Haapsalu
"Tchaïkovski venait ici pour l'air marin et écrivait de la musique. Je suis venu pour la même raison et n'ai rien écrit, ce qui m'a paru approprié."
La ville qui soignait les gens
Haapsalu s’est forgé une réputation de station thermale au dix-neuvième siècle. La boue — une boue minérale thérapeutique de la baie peu profonde — attirait aristocrates et artistes de Saint-Pétersbourg à l’époque où l’Estonie faisait partie de l’Empire russe. Tchaïkovski y est venu trois fois. La promenade le long de la baie fut construite pour prendre l’air. La logique curative était précise : air marin, bains de boue, repos, et un paysage qui n’exigeait rien.
Je suis arrivé un après-midi où des nuages bas pesaient sur la baie et où la lumière avait cette platitude particulière que produit l’ouest de l’Estonie — diffuse, gris-argent, le genre de lumière qui donne à tout l’apparence d’être légèrement immergé.

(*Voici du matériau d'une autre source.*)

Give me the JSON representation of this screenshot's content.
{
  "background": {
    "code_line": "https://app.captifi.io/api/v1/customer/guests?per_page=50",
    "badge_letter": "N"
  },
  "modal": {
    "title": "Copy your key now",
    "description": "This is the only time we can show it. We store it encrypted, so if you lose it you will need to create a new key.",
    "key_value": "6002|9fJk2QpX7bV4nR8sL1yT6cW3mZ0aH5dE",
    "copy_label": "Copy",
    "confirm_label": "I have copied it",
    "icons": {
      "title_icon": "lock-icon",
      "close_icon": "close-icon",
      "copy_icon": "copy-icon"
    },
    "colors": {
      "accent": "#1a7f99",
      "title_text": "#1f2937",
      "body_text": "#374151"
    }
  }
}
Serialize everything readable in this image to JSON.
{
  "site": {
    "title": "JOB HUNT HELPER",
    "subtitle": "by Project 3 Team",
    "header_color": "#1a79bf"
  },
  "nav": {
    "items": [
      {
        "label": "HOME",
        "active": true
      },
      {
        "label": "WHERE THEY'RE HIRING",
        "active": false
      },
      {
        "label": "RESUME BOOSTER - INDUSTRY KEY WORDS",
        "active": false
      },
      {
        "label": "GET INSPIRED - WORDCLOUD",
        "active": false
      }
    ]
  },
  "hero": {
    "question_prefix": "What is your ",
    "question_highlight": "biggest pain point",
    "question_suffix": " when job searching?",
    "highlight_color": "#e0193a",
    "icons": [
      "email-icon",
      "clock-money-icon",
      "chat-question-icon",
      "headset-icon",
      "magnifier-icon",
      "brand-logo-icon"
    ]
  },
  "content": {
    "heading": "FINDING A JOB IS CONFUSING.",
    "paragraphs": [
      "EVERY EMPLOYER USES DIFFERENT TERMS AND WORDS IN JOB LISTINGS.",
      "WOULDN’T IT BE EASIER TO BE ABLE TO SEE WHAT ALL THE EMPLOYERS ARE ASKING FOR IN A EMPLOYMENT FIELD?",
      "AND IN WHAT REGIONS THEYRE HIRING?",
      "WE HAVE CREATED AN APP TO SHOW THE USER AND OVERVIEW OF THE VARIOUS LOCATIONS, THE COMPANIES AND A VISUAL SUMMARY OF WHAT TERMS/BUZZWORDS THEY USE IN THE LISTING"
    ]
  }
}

J’ai marché une heure sur la promenade avant de m’enregistrer où que ce soit. Cela m’a semblé le bon commencement.
Le château épiscopal
Le château en ruine au cœur de Haapsalu fut bâti par l’évêque d’Ösel-Wiek au treizième siècle et servit de siège du pouvoir épiscopal dans l’ouest de l’Estonie pendant trois cents ans. L’église à l’intérieur des murs du château est partiellement intacte ; les fortifications qui l’entourent sont des ruines sans toit, leurs murs colonisés par la végétation et les choucas. À la bonne période de l’année, la Dame blanche apparaît dans la fenêtre de la cathédrale — une légende au sujet d’une jeune fille qui se cacha dans les murs pour rejoindre son amant, y mourut, et dont l’image apparaît comme un reflet de la pleine lune au mois d’août. Haapsalu organise chaque année un festival autour de cela, avec le sérieux d’une ville qui sait reconnaître une bonne histoire.
J’ai visité en dehors de cette période mais j’ai trouvé le château captivant malgré tout — son ampleur, la façon dont les ruines ont été laissées telles quelles plutôt que reconstruites en attraction. L’herbe à l’intérieur pousse haut.
La ville de bois
Les rues résidentielles de Haapsalu, à l’écart du centre, sont bordées de maisons en bois de l’époque thermale — fin du dix-neuvième et début du vingtième siècle, avec les encadrements de fenêtres sculptés et les vérandas que l’architecture estonienne en bois réussit mieux que quiconque. Beaucoup sont devenues des maisons d’hôtes. Quelques-unes sont manifestement des demeures familiales à divers degrés d’entretien, ce qui donne aux quartiers une atmosphère habitée plutôt que préservée.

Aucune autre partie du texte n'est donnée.